Re: [PATCH 08/11] fuse: Support fuse filesystems outside of init_user_ns
From: Miklos Szeredi
Date: Tue Feb 13 2018 - 05:20:16 EST
On Mon, Feb 12, 2018 at 5:35 PM, Eric W. Biederman
<ebiederm@xxxxxxxxxxxx> wrote:
> Miklos Szeredi <mszeredi@xxxxxxxxxx> writes:
>
>> On Fri, Dec 22, 2017 at 3:32 PM, Dongsu Park <dongsu@xxxxxxxxxx> wrote:
>>> From: Seth Forshee <seth.forshee@xxxxxxxxxxxxx>
>>>
>>> In order to support mounts from namespaces other than
>>> init_user_ns, fuse must translate uids and gids to/from the
>>> userns of the process servicing requests on /dev/fuse.
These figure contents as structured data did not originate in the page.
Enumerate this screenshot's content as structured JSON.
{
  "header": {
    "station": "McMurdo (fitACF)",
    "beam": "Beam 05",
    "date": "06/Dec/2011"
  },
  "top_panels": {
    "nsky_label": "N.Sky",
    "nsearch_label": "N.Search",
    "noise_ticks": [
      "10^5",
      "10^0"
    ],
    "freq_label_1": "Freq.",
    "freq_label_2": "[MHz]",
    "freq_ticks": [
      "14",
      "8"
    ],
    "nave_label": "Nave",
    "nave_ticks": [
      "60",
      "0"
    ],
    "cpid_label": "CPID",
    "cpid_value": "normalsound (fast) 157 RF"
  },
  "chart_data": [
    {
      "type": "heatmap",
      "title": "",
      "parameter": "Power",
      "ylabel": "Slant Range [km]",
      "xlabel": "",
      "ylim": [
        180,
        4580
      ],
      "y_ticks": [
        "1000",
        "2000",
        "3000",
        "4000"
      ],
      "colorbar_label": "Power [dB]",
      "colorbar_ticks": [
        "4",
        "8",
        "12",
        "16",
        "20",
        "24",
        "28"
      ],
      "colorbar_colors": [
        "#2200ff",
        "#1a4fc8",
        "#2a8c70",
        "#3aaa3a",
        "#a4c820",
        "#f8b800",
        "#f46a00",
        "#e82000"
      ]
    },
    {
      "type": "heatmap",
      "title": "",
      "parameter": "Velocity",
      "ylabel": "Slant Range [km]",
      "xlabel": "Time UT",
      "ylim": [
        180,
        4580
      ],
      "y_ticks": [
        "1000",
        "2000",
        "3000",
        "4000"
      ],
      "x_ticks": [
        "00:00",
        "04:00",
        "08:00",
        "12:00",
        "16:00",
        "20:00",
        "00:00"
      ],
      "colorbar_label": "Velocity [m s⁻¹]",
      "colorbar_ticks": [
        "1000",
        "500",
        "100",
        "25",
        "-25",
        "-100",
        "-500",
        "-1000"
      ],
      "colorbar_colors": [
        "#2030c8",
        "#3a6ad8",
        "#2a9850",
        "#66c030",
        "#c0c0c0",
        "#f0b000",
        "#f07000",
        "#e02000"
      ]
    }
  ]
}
This
>>> patch does that, with a couple of restrictions on the namespace:
>>>
>>> - The userns for the fuse connection is fixed to the namespace
>>> from which /dev/fuse is opened.
>>>
>>> - The namespace must be the same as s_user_ns.
>>>
>>> These restrictions simplify the implementation by avoiding the
>>> need to pass around userns references and by allowing fuse to
>>> rely on the checks in inode_change_ok for ownership changes.
>>> Either restriction could be relaxed in the future if needed.
>>
>> Can we not introduce potential userspace interface regressions?
>>
>> The issue with pid namespaces fixed in commit 5d6d3a301c4e ("fuse:
>> allow server to run in different pid_ns") will probably bite us here
>> as well.
>
> Maybe, but unlike the pid namespace no one has been able to mount
> fuse outside of init_user_ns so we are much less exposed. I agree we
> should be careful.
Have to wrap my head around all the rules here.
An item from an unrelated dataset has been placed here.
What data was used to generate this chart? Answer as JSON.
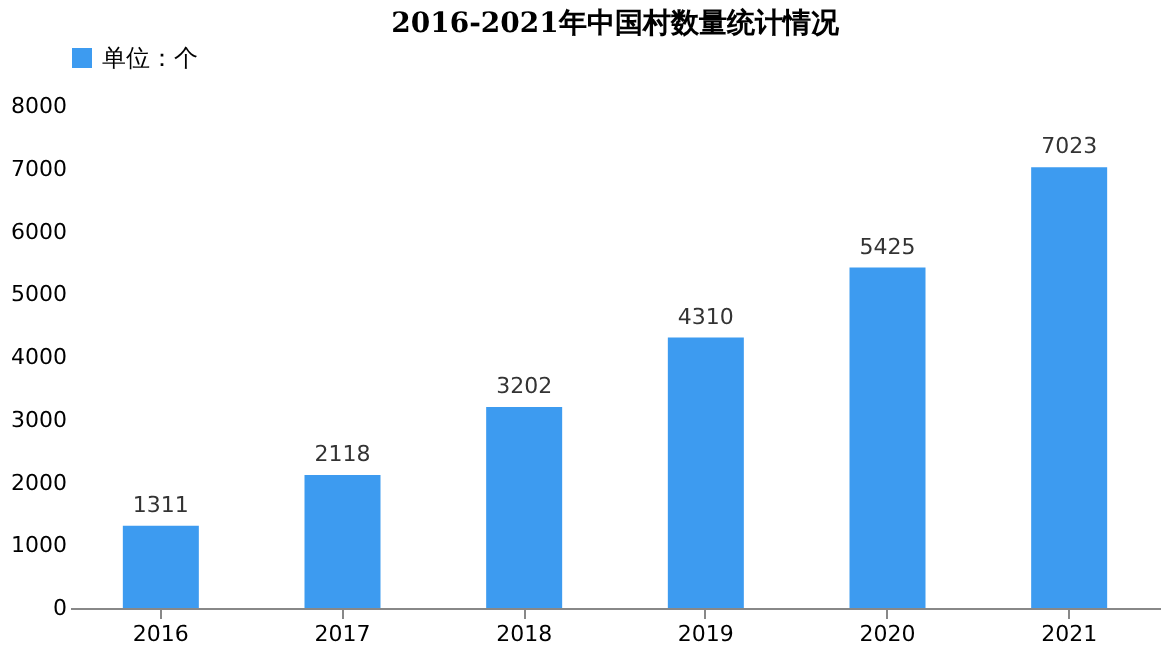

There's the may_mount() one:
ns_capable(current->nsproxy->mnt_ns->user_ns, CAP_SYS_ADMIN)
Um, first of all, why isn't it checking current->cred->user_ns?
Ah, there it is in sget():
ns_capable(user_ns, CAP_SYS_ADMIN)
I get the plain capable(CAP_SYS_ADMIN) check in sget_userns() if fs
doesn't have FS_USERNS_MOUNT. This is the one that prevents fuse
mounts from being created when (current->cred->user_ns !=
&init_user_ns).
Maybe there's a logic to this web of namespaces, but I don't yet see
it. Is it documented somewhere?
>> We basically need two modes of operation:
>>
>> a) old, backward compatible (not introducing any new failure mores),
>> created with privileged mount
>> b) new, non-backward compatible, created with unprivileged mount
>>
>> Technically there would still be a risk from breaking userspace, since
>> we are using the same entry point for both, but let's hope that no
>> practical problems come from that.
>
> Answering from a 10,000 foot perspective:
>
> There are two cases. Requests to read/write the filesystem from outside
> of s_user_ns. These run no risk of breaking userspace as this mode has
> not been implemented before.
This comes from the fact that (s_user_ns == &init_user_ns) and all
user namespaces are "inside" init_user_ns, right?
One question: why does current code use the from_[ug]id_munged()
variant, when the conversion can never fail. Or can it?
> Restrictions at mount time to ensure we are not dealing with a crazy mix
> of namespaces. This has a small chance of breaking someone's crazy
> setup.
>
>
> Dropping requests to read/write the filesystem when the requester does
> not map into s_user_ns should not be a problem to enable universally. If
> s_user_ns is init_user_ns everything maps so there is no restriction.
>
>
>
> What we can do if we want to ensure maximum backwards compatibility
> is if the fuse filesystem is mounted in init_user_ns but if device for
> the communication channel is opened in some other user namespace we
> can just force the communication channel to operate in init_user_ns.
>
> That will be 100% backwards compatible in all cases and as far as I can
> see remove the need for having different ``modes'' of operation.
Okay.
Thanks,
Miklos